Europe – Christine Lagarde, President of the European Central Bank (ECB), encouraged European governments to provide fiscal support to the economy. She said “clearly what we hope, policy makers will understand and will determine, is that those supports have to be continued for a period of time, even as the recovery takes hold”. The Governing Council of the ECB will hold its next policy meeting on October 29th. The Euro STOXX Index was up 2.75% last week, led by Travel & Leisure, up 7.51%, and Banks, up 6.93%.
UK Prime Minister, Boris Johnson, called the leaders of Germany and France last weekend to discuss the EU/UK trade deal. Talks are expected to continue until Thursday. Johnson warned that both parties must make progress quickly to bridge “significant gaps”. Emmanuel Macron, France’s President, said that he wants to preserve the current access to British waters for fisheries. The UK suggests time-limited rights instead. It may come down to Germany to play the mediator and convince both parties to compromise for the sake of a deal. The FTSE 100 was up 1.94% last week.

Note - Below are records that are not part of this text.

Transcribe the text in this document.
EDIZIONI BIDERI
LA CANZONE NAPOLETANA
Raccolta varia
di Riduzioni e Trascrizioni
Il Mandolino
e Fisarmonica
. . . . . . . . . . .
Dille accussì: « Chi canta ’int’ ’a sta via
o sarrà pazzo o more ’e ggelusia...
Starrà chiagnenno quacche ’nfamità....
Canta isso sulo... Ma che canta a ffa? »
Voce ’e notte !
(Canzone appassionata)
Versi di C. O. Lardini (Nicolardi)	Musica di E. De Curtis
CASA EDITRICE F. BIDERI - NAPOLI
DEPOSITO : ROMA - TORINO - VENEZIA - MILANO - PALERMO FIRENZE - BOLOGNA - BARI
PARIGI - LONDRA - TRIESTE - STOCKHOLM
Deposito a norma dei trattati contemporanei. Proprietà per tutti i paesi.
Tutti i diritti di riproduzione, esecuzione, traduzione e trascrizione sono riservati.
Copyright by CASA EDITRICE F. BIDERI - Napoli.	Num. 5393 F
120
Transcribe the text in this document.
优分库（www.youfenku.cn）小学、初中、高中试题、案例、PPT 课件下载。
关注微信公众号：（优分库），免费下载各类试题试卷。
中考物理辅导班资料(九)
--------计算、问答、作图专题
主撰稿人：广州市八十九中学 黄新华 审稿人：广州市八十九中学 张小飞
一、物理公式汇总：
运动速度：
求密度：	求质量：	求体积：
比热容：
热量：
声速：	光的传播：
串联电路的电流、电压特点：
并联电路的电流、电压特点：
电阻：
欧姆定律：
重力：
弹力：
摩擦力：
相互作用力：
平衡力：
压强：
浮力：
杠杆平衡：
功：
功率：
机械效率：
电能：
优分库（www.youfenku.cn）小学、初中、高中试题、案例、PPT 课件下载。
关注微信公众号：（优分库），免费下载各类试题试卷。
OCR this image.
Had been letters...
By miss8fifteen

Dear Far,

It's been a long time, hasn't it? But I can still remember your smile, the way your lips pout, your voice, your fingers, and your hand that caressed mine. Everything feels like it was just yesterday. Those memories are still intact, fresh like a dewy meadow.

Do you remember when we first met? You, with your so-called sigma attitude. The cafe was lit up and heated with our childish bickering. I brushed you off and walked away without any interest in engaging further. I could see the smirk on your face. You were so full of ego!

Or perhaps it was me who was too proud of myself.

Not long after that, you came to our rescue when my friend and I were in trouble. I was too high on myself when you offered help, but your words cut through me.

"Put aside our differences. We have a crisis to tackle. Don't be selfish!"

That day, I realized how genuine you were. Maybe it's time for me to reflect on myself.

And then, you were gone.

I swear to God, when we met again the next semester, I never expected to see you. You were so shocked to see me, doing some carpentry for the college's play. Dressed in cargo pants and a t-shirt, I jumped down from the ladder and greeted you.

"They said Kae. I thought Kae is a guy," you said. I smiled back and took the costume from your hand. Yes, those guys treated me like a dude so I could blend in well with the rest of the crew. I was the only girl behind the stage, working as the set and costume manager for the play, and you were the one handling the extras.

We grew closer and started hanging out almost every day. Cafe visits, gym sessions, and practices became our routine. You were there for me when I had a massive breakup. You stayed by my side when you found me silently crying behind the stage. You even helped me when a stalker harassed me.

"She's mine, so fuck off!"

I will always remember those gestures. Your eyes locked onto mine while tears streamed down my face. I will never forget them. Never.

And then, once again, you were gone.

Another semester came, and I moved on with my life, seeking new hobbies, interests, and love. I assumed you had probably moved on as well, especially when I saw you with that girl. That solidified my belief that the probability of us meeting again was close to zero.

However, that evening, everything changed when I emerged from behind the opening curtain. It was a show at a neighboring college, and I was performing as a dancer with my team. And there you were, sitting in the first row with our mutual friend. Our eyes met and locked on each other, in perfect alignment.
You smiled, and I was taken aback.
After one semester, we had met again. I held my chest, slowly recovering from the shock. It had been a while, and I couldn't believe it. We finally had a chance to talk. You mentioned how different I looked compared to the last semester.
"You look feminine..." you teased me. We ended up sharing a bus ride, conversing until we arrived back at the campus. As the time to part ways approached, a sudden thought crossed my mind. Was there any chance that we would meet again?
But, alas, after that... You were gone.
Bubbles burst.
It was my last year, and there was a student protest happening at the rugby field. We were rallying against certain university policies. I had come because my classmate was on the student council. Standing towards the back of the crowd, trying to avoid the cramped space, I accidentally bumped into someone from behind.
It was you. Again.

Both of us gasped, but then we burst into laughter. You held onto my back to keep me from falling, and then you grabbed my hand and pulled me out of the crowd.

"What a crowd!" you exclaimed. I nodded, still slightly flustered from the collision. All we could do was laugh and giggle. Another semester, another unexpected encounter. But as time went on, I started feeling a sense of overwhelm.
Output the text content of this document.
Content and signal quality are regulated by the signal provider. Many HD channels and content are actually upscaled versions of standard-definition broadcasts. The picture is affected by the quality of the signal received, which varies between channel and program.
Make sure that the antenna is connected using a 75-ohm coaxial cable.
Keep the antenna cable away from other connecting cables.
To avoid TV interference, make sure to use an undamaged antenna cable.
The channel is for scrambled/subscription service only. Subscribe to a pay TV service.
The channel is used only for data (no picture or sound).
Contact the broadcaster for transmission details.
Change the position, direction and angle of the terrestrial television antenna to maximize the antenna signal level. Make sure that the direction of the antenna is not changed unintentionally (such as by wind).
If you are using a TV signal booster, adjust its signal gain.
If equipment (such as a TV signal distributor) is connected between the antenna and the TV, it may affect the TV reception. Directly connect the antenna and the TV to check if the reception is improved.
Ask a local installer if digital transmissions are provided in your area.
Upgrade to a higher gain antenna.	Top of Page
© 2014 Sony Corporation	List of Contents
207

In Madrid, the Spanish government declared a state of emergency in the city last week and announced more business and social restrictions to slow the spread of COVID-19. According to the El Mundo newspaper, capacity in restaurants and bars will be reduced to 30%, closing hours will be set at 10 p.m., and social gatherings will be limited to six people. The IBEX 35 Index was up 2.91% last week.
APAC – The People’s Bank of China (PBOC) announced that it will dial back currency control as the Yuan surged 1.6% on Friday to the highest level since April of last year. Bloomberg reports that the PBOC announced that effective Monday, “financial institutions will no longer need to set aside cash when purchasing foreign exchange for clients through currency forwards.” The Shanghai Composite Index was up 1.68% last week, led by industrials, up 2.44%.
Chinese Politician, Xi Jinping, will visit Hong Kong this week where he will meet with Hong Kong leader Carrie Lam and discuss plans to promote southern China as a global technology hub. The Hang Seng Index was up 2.81% last week, led by industrials, up 3.27%.
In Japan, data compiled by Bloomberg shows that Bank of Japan’s (BOJ) total assets have now reached 137% of GDP, versus 53% for the ECB and 36% for the Federal Reserve. Since the beginning of the year, Japan has more than quadrupled its purchasing of Japanese treasury bills. The BOJ now owns 71% of Japanese ETFs in the market, 42% of government bonds, 19% of commercial paper outstanding, and 7% of corporate bonds.
Emerging Markets – India is on track to pass the United States in terms of numbers of COVID-19 cases. Indeed, last Sunday, the country reported 74,383 new cases and 918 deaths, bringing the total number of infections to seven million. Bloomberg Economics forecasts India’s GDP to revert to pre-virus levels by March 2021 on the basis that “Bloomberg’s monthly tracker for the rural economy shows a swift turnaround led by a booming agricultural sector”. Indeed, net agricultural exports grew 222% year-on-year in August. Indian stocks were up 4.36% last week.
In South Korea, the ICT ministry said that the country plans to develop 50 types of artificial intelligence chips by 2030. To position the country in a growing market expected to represent $117.9 billion by 2030, the Korean government plans to invest $871 million in next generation chips until 2029. The KOSPI Index was up 2.75% last week, led by chemicals, up 7.10% and transport & storage, up 5.22%.